Her laugh pealed like bells. “If I can help you! What grade did you say you were taking?” She remembered well enough. Since he had begun the Sunday classes with the children in November, she had been planning some occasion or reason for him to come to see her alone. She had even listened to two of his lessons but his tremendous seriousness and the distant invariable politeness he presented towards her speared duplicity before it could develop. She had been forced to the very strange position of wondering how she could attract this man when he had abruptly approached her himself. He said now,

“Grade nine.”

“I should know something about that! You didn’t forget to bring your books?”

“No—they’re in my knapsack outside. I skied out. If you’ve a broom, I’ll clean my feet outside.”

“It’s by the door—there behind you. But don’t bother so much.”

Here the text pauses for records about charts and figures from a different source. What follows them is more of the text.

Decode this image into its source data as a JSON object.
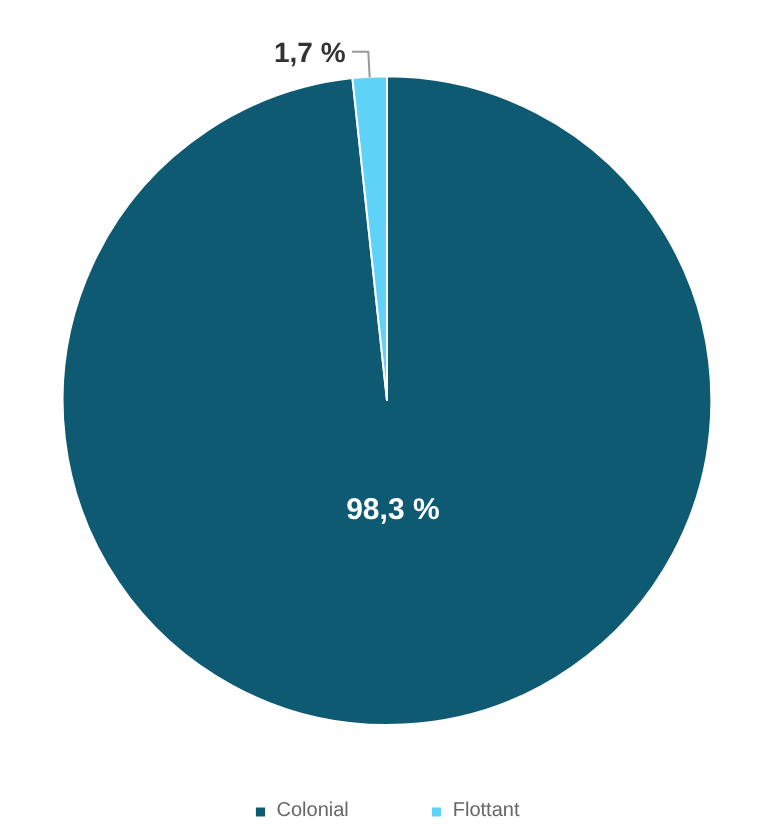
{
  "chart_data": {
    "type": "pie",
    "categories": [
      "Colonial",
      "Flottant"
    ],
    "values": [
      98.3,
      1.7
    ],
    "colors": [
      "#0e5a72",
      "#5fd2f7"
    ],
    "value_labels": [
      "98,3 %",
      "1,7 %"
    ],
    "legend": "bottom"
  }
}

He was gone, his head bending under the door-jamb, and she could have laughed for joy. He had the gentility of great strength. Her glance flew about the room: she tossed
The Sun Also Rises
behind a pile of texts on the shelf above the table. In the tiny bedroom she kicked off her slippers, stepped into the pumps which were the marvel of the girls in school, dabbed away a trace of lipstick, whisked the brush down the curve of her hair and paused, the kitchen light on the mirror wrapping her figure warmly in the darkness
of the bedroom. As he fumbled for the door she called, “Come on in, Thom,” and then from the bedroom she saw the cigarette box on the table beside her lamp. Tapping over, she dropped box and ashtray behind the texts with Hemingway. She turned as he entered.